A portfolio of size 5 selected according to the proposed strategy. For each portfolio longevity considered, the winning percentage represents the fraction of times the proposed strategy outperform the other metrics. The proposed strategy outperforms any other benchmark considered, because the winning percentage is always greater than \(50\%\)

5 Conclusion

Throughout this study, we investigated a long-term stock market investment strategy that attempts to minimize portfolio variance while simultaneously maintaining returns. At the same time, we attempted to address some of the limitations of previous studies like the network size, the threshold analysis, and the sensitivity to initial conditions.
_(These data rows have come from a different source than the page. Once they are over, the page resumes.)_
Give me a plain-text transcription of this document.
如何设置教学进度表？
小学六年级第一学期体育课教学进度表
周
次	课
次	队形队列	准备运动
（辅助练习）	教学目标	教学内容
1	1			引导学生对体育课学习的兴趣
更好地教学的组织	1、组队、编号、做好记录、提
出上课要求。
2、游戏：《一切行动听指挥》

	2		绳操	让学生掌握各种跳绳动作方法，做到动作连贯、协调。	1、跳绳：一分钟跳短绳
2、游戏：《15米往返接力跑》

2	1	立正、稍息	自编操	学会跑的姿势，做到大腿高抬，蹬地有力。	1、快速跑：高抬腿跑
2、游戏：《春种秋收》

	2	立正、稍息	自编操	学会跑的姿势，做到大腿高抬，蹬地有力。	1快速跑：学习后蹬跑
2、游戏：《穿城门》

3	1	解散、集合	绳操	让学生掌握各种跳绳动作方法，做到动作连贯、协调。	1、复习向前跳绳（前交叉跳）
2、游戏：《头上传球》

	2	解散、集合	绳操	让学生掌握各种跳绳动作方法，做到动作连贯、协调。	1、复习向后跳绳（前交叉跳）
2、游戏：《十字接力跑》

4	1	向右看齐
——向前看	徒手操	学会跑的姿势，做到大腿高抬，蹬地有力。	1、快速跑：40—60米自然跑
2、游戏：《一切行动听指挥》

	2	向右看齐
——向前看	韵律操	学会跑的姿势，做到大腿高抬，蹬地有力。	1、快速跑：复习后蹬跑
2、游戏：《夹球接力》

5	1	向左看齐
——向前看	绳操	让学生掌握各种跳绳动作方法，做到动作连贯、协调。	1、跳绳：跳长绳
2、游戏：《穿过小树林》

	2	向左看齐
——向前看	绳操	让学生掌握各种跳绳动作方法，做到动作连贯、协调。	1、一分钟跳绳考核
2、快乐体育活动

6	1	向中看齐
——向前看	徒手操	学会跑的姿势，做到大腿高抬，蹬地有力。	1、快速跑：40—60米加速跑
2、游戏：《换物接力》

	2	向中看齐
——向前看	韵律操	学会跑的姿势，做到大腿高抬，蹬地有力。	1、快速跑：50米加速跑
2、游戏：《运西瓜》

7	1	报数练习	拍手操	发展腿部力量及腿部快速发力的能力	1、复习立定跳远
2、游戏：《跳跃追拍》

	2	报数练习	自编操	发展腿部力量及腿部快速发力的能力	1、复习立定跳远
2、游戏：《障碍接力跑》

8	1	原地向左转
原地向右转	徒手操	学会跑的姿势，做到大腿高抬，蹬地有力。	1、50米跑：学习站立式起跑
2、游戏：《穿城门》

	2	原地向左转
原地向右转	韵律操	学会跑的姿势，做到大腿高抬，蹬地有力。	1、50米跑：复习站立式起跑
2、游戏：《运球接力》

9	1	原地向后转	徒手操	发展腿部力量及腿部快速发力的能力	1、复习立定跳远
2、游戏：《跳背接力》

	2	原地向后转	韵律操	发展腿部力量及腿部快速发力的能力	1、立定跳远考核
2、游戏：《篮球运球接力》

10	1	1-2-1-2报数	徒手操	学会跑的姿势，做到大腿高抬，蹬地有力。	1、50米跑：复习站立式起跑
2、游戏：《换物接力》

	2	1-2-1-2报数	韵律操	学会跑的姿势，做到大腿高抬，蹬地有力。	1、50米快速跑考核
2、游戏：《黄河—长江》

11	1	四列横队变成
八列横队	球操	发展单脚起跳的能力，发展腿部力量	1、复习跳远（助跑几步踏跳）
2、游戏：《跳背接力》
We presented a qualitative threshold analysis to select an appropriate value of the correlation threshold by comparing the density of the network and the corresponding scaling exponent as a function of the threshold itself. We found out that the scaling exponent stabilizes when the network threshold \(\theta \ge 0.4\) confirming the results of previous works [4, 7, 8]. Then, we conducted three experiments to validate the performance of the proposed portfolio strategy. We have shown that stocks with low-degree centrality and connectedness outperform those with high-degree centrality, the Dow Jones Industrial Average, the NASDAQ and the S&P 500 indices.